Shelly from Detroit asked: You’re providing testing to seniors in nursing homes, how about seniors who live alone at home?
Gilchrist reiterated the plan to drive mobile units to people in need and added “we will need help identifying where those in need are. Who do you know from church who needs extra help?”
Estelle from Canton asked: Auto companies are gearing up to start back to work. I have family in auto plants, they have not been tested. Why?
“Companies able to re-engage employees have a great responsibility to provide safe environment at work,” Gilchrist said. “If they cannot do that they should not reopen. If people have an issue with their employer, they should call and say they don’t feel safe, and we can look into that.”
Sharon of Detroit asked: Half the people I see at stores aren’t wearing masks and I see groups of children standing close together without masks. Why not enforce the law?
“I think there will be stepped up efforts to make sure people are wearing masks and social distancing,” Gilchrist said. “I have seen mandates in some stores. That is a best practice.”
He expounded on the Racial Inequalities Task Force, saying the group is “trying to develop interventions to reduce people’s rate of infection and combating racial disparity.

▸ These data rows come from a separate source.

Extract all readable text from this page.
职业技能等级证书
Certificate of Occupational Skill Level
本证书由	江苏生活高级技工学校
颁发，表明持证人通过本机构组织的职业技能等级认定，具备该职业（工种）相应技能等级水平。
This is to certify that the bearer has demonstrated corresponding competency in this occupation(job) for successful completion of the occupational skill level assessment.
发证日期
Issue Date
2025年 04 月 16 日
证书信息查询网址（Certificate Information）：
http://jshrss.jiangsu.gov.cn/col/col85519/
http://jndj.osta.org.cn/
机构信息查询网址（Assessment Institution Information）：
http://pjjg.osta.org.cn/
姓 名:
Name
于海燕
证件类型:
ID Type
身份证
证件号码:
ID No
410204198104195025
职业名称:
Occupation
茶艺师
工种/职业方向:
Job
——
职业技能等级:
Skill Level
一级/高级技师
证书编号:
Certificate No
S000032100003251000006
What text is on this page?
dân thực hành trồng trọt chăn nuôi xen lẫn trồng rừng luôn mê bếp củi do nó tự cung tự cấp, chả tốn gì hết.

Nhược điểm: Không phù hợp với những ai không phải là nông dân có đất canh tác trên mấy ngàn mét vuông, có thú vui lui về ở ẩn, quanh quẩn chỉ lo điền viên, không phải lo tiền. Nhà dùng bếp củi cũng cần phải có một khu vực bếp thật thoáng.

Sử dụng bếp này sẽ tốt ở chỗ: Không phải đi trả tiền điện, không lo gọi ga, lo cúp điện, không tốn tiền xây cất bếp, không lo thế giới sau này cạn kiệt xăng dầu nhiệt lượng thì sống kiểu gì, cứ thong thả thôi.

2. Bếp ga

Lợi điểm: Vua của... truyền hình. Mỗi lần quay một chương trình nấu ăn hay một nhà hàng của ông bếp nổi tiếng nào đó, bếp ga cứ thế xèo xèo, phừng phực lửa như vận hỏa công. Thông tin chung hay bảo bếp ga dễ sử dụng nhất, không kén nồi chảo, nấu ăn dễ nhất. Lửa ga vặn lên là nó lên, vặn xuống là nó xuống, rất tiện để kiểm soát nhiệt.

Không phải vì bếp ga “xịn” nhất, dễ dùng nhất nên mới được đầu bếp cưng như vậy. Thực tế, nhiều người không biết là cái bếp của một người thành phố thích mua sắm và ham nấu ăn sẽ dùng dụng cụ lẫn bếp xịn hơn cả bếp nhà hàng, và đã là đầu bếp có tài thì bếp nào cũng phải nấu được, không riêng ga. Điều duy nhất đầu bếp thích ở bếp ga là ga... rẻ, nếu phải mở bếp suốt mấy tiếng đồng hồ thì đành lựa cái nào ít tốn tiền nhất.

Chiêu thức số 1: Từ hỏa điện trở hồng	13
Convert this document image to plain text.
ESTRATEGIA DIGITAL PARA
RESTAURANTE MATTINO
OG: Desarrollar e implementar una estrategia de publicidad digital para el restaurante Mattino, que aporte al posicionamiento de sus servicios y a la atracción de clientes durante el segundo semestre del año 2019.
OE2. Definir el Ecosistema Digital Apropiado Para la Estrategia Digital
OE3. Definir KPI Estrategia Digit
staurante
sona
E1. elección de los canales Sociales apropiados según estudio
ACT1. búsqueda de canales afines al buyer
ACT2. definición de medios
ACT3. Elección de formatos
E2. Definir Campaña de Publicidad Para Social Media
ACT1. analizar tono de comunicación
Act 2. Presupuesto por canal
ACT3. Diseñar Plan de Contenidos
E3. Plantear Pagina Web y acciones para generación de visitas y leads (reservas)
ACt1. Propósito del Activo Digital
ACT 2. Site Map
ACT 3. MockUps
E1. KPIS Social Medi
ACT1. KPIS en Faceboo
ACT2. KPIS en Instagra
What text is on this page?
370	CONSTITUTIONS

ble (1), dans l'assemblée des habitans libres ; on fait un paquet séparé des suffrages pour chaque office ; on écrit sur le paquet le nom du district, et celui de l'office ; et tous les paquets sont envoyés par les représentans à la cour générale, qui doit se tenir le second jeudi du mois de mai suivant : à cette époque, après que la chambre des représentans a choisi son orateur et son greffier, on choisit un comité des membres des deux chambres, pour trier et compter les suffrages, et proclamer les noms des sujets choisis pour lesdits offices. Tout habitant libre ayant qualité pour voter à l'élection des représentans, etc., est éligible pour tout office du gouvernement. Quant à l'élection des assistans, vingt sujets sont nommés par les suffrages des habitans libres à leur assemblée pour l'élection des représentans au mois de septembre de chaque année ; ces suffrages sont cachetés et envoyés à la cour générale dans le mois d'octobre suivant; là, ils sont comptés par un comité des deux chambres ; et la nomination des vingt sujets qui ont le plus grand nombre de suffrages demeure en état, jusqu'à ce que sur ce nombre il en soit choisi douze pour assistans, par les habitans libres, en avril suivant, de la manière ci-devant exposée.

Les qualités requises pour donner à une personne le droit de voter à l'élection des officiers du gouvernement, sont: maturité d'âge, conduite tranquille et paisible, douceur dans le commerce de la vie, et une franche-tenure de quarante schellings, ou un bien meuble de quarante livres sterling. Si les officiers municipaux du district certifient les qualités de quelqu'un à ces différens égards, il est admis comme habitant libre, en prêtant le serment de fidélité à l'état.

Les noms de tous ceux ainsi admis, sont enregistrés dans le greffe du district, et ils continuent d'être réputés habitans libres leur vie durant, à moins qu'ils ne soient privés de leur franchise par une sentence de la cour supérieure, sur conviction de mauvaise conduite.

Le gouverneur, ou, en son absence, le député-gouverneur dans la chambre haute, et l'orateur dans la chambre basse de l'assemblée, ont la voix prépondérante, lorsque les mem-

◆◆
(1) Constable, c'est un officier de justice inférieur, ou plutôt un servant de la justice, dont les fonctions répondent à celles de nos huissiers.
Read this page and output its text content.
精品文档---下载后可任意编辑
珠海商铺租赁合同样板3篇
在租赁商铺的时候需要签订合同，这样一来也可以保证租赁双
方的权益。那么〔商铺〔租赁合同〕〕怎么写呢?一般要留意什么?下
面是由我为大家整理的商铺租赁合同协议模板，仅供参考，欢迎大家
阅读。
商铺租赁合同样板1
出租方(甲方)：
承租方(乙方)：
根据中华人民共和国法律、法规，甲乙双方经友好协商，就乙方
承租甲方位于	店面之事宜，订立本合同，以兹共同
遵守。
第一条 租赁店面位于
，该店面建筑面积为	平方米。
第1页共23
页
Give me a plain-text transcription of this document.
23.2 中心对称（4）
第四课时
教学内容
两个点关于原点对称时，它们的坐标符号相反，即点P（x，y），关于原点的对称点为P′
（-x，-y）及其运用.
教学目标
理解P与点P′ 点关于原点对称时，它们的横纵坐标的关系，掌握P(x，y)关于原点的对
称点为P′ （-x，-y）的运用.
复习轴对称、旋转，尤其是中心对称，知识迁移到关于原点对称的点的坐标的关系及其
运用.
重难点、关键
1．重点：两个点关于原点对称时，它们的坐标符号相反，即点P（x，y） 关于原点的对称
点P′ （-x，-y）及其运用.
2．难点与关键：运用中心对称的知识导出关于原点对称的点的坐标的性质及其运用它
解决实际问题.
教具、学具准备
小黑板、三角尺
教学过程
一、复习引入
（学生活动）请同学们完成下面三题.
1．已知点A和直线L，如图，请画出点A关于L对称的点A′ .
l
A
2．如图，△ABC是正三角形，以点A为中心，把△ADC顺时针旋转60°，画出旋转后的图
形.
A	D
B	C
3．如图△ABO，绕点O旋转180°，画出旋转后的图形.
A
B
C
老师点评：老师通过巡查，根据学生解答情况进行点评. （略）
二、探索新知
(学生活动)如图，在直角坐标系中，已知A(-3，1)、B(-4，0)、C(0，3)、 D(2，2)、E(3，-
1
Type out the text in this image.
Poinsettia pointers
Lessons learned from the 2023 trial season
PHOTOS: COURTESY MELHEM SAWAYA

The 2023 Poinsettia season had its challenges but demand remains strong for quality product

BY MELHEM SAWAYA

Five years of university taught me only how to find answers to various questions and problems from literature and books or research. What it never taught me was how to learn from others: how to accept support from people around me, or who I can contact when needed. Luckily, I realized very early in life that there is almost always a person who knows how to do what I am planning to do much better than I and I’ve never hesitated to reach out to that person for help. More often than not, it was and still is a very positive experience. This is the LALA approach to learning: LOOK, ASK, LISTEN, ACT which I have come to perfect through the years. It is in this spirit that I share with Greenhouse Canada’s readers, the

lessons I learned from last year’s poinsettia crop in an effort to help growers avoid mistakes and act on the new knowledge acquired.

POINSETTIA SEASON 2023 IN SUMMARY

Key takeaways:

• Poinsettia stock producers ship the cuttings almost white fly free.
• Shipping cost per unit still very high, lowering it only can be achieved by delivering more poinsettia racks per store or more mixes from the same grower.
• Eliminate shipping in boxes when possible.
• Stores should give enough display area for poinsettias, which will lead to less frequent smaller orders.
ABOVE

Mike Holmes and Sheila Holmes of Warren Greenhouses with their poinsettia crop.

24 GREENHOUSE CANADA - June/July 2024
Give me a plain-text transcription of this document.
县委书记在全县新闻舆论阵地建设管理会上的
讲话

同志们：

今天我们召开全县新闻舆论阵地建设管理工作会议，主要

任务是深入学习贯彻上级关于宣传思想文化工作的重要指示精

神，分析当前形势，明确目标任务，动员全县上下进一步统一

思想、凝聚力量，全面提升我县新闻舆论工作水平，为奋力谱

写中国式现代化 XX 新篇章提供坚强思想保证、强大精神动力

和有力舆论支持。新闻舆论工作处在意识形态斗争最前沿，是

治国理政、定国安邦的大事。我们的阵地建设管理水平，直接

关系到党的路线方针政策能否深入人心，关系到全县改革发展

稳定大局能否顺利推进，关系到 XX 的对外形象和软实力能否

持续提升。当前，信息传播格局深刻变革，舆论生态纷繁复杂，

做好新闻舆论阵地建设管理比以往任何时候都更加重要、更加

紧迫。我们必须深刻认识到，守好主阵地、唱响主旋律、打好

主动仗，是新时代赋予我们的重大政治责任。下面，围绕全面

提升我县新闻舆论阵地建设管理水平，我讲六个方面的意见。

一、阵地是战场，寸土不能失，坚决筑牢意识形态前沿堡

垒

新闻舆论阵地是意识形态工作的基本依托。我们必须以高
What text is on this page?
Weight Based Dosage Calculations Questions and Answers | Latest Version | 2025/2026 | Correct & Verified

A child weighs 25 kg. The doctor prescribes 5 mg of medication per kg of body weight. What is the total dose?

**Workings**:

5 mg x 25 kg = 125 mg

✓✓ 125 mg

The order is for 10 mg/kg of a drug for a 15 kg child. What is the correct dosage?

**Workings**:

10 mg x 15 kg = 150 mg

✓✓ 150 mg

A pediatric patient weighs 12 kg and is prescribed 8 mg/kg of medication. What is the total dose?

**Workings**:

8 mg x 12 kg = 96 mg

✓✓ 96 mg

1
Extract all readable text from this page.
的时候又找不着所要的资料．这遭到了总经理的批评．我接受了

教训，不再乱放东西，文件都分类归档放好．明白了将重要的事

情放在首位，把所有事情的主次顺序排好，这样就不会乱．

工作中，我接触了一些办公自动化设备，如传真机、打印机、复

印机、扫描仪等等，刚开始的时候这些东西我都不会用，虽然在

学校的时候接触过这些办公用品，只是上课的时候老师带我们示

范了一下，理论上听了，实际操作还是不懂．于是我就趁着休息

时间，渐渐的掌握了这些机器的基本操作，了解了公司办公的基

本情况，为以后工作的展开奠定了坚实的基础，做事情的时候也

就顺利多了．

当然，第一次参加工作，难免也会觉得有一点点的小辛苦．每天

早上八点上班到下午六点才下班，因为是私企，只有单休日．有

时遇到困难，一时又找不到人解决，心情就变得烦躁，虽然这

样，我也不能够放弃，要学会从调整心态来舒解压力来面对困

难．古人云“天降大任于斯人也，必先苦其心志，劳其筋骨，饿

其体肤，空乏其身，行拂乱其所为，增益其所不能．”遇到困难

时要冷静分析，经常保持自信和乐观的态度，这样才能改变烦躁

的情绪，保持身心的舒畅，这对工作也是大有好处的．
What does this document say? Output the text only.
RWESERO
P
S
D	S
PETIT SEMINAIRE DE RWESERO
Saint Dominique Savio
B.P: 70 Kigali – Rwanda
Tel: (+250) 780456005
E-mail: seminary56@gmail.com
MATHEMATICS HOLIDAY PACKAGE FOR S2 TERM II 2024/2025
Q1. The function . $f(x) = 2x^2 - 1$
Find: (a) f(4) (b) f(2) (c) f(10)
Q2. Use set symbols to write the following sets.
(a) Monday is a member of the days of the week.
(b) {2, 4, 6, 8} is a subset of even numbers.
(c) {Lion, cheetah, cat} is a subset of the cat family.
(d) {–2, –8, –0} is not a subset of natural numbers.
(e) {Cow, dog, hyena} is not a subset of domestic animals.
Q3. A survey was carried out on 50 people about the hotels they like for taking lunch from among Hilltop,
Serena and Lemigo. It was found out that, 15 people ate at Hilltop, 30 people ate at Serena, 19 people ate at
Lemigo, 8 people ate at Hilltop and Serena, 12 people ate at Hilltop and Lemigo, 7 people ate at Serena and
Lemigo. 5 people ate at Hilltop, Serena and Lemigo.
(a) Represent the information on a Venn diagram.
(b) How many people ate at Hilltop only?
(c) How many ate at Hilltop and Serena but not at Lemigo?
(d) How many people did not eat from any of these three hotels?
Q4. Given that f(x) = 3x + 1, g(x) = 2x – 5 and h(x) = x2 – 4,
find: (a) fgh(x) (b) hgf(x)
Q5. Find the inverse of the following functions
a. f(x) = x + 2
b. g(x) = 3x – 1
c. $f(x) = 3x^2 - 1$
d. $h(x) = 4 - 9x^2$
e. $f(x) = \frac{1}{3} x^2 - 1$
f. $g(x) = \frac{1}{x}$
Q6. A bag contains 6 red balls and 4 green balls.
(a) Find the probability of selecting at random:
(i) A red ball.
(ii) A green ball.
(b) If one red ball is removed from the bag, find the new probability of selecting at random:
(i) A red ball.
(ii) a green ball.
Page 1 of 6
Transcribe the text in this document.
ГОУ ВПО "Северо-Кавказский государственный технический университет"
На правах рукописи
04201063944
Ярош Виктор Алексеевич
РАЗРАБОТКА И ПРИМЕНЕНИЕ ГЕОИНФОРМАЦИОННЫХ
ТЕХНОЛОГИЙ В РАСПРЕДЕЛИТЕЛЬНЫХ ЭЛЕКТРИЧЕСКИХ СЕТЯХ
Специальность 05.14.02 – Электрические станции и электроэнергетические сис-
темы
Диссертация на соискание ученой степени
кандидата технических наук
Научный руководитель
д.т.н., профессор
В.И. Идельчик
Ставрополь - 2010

“There are people who have to go to the store more than once a week, they take the bus to get there. How can we make that safer? How can we deliver food to people in a better manner? A lot of people who don’t have doctors, they’re maybe under-insured.”
The pandemic is connecting many people with medical professionals for the first time in years, Gilchrist said, and the task force is looking at how to make sure that connection becomes long term.
“Social distancing reminds us how much we need each other. We will emerge from this an even closer-knit community, we will be ready for anything that comes toward us,” the Lieutenant Governor said.